We have kept the interface accessible from the original path (tools/vqgan/inference.py), but this interface may be removed in subsequent releases, so please change your code as soon as possible.

python fish_speech/models/dac/inference.py \
    -i "codes_0.npy" \

HTTP API Inference

We provide a HTTP API for inference. You can use the following command to start the server:

python -m tools.api_server \
    --listen 0.0.0.0:8080 \
    --llama-checkpoint-path "checkpoints/openaudio-s1-mini" \
    --decoder-checkpoint-path "checkpoints/openaudio-s1-mini/codec.pth" \
    --decoder-config-name modded_dac_vq

# or with uv
uv run tools/api_server.py \
    --listen 0.0.0.0:8080 \
    --llama-checkpoint-path "checkpoints/openaudio-s1-mini" \
    --decoder-checkpoint-path "checkpoints/openaudio-s1-mini/codec.pth" \
    --decoder-config-name modded_dac_vq

If you want to speed up inference, you can add the --compile parameter.

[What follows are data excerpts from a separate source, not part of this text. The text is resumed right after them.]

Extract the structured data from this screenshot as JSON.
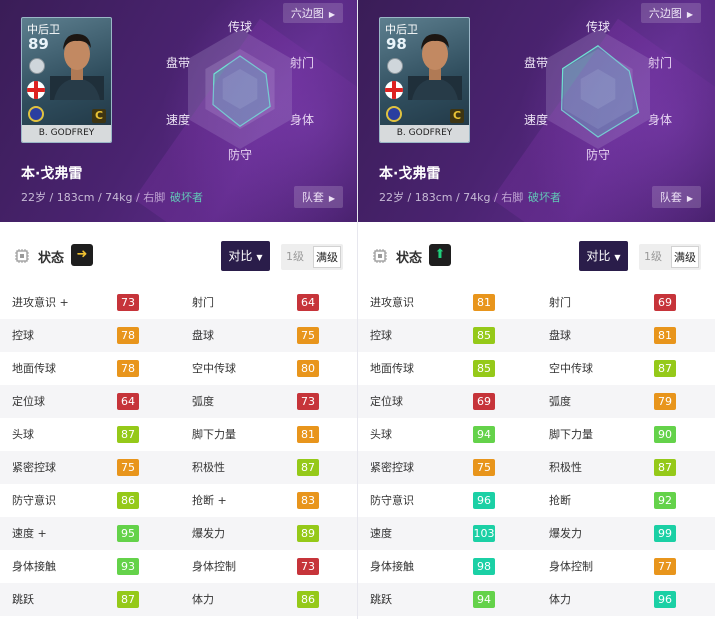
{
  "panels": [
    {
      "card": {
        "position": "中后卫",
        "rating": "89",
        "name": "B. GODFREY",
        "tier": "C"
      },
      "radar": {
        "top": "传球",
        "top_right": "射门",
        "bottom_right": "身体",
        "bottom": "防守",
        "bottom_left": "速度",
        "top_left": "盘带",
        "values": [
          0.55,
          0.5,
          0.58,
          0.62,
          0.52,
          0.5
        ]
      },
      "hex_button": "六边图",
      "player_name": "本·戈弗雷",
      "player_info": "22岁 / 183cm / 74kg / 右脚",
      "player_type": "破坏者",
      "kit_button": "队套",
      "status": {
        "label": "状态",
        "arrow": "➜",
        "arrow_dir": "right"
      },
      "compare_button": "对比",
      "level": {
        "lv1": "1级",
        "max": "满级"
      },
      "stats": [
        {
          "l": "进攻意识 +",
          "lv": "73",
          "lc": "red",
          "r": "射门",
          "rv": "64",
          "rc": "red"
        },
        {
          "l": "控球",
          "lv": "78",
          "lc": "orange",
          "r": "盘球",
          "rv": "75",
          "rc": "orange"
        },
        {
          "l": "地面传球",
          "lv": "78",
          "lc": "orange",
          "r": "空中传球",
          "rv": "80",
          "rc": "orange"
        },
        {
          "l": "定位球",
          "lv": "64",
          "lc": "red",
          "r": "弧度",
          "rv": "73",
          "rc": "red"
        },
        {
          "l": "头球",
          "lv": "87",
          "lc": "yg",
          "r": "脚下力量",
          "rv": "81",
          "rc": "orange"
        },
        {
          "l": "紧密控球",
          "lv": "75",
          "lc": "orange",
          "r": "积极性",
          "rv": "87",
          "rc": "yg"
        },
        {
          "l": "防守意识",
          "lv": "86",
          "lc": "yg",
          "r": "抢断 +",
          "rv": "83",
          "rc": "orange"
        },
        {
          "l": "速度 +",
          "lv": "95",
          "lc": "green",
          "r": "爆发力",
          "rv": "89",
          "rc": "yg"
        },
        {
          "l": "身体接触",
          "lv": "93",
          "lc": "green",
          "r": "身体控制",
          "rv": "73",
          "rc": "red"
        },
        {
          "l": "跳跃",
          "lv": "87",
          "lc": "yg",
          "r": "体力",
          "rv": "86",
          "rc": "yg"
        }
      ]
    },
    {
      "card": {
        "position": "中后卫",
        "rating": "98",
        "name": "B. GODFREY",
        "tier": "C"
      },
      "radar": {
        "top": "传球",
        "top_right": "射门",
        "bottom_right": "身体",
        "bottom": "防守",
        "bottom_left": "速度",
        "top_left": "盘带",
        "values": [
          0.72,
          0.6,
          0.78,
          0.8,
          0.7,
          0.68
        ]
      },
      "hex_button": "六边图",
      "player_name": "本·戈弗雷",
      "player_info": "22岁 / 183cm / 74kg / 右脚",
      "player_type": "破坏者",
      "kit_button": "队套",
      "status": {
        "label": "状态",
        "arrow": "⬆",
        "arrow_dir": "up"
      },
      "compare_button": "对比",
      "level": {
        "lv1": "1级",
        "max": "满级"
      },
      "stats": [
        {
          "l": "进攻意识",
          "lv": "81",
          "lc": "orange",
          "r": "射门",
          "rv": "69",
          "rc": "red"
        },
        {
          "l": "控球",
          "lv": "85",
          "lc": "yg",
          "r": "盘球",
          "rv": "81",
          "rc": "orange"
        },
        {
          "l": "地面传球",
          "lv": "85",
          "lc": "yg",
          "r": "空中传球",
          "rv": "87",
          "rc": "yg"
        },
        {
          "l": "定位球",
          "lv": "69",
          "lc": "red",
          "r": "弧度",
          "rv": "79",
          "rc": "orange"
        },
        {
          "l": "头球",
          "lv": "94",
          "lc": "green",
          "r": "脚下力量",
          "rv": "90",
          "rc": "green"
        },
        {
          "l": "紧密控球",
          "lv": "75",
          "lc": "orange",
          "r": "积极性",
          "rv": "87",
          "rc": "yg"
        },
        {
          "l": "防守意识",
          "lv": "96",
          "lc": "teal",
          "r": "抢断",
          "rv": "92",
          "rc": "green"
        },
        {
          "l": "速度",
          "lv": "103",
          "lc": "teal",
          "r": "爆发力",
          "rv": "99",
          "rc": "teal"
        },
        {
          "l": "身体接触",
          "lv": "98",
          "lc": "teal",
          "r": "身体控制",
          "rv": "77",
          "rc": "orange"
        },
        {
          "l": "跳跃",
          "lv": "94",
          "lc": "green",
          "r": "体力",
          "rv": "96",
          "rc": "teal"
        }
      ]
    }
  ]
}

After that, you can view and test the API at http://127.0.0.1:8080/.

GUI Inference

Download client

WebUI Inference

You can start the WebUI using the following command:

python -m tools.run_webui \
    --llama-checkpoint-path "checkpoints/openaudio-s1-mini" \
    --decoder-checkpoint-path "checkpoints/openaudio-s1-mini/codec.pth" \
    --decoder-config-name modded_dac_vq

Or simply

python -m tools.run_webui

If you want to speed up inference, you can add the --compile parameter.

Note

You can save the label file and reference audio file in advance to the references folder in the main directory (which you need to create yourself), so that you can directly call them in the WebUI. Inside the references folder, put subdirectories named <voice_id>, and put the label file (sample.lab, containing the reference text) and reference audio file (sample.wav) in the subdirectory.

Note

You can use Gradio environment variables, such as GRADIO_SHARE, GRADIO_SERVER_PORT, GRADIO_SERVER_NAME to configure WebUI.

Docker Inference

OpenAudio provides Docker containers for both WebUI and API server inference. You can directly use docker run to start the container.

You need to prepare the following: - Docker installed with NVIDIA Docker runtime (for GPU support) - Model weights downloaded (see Download Weights section) - Reference audio files (optional, for voice cloning)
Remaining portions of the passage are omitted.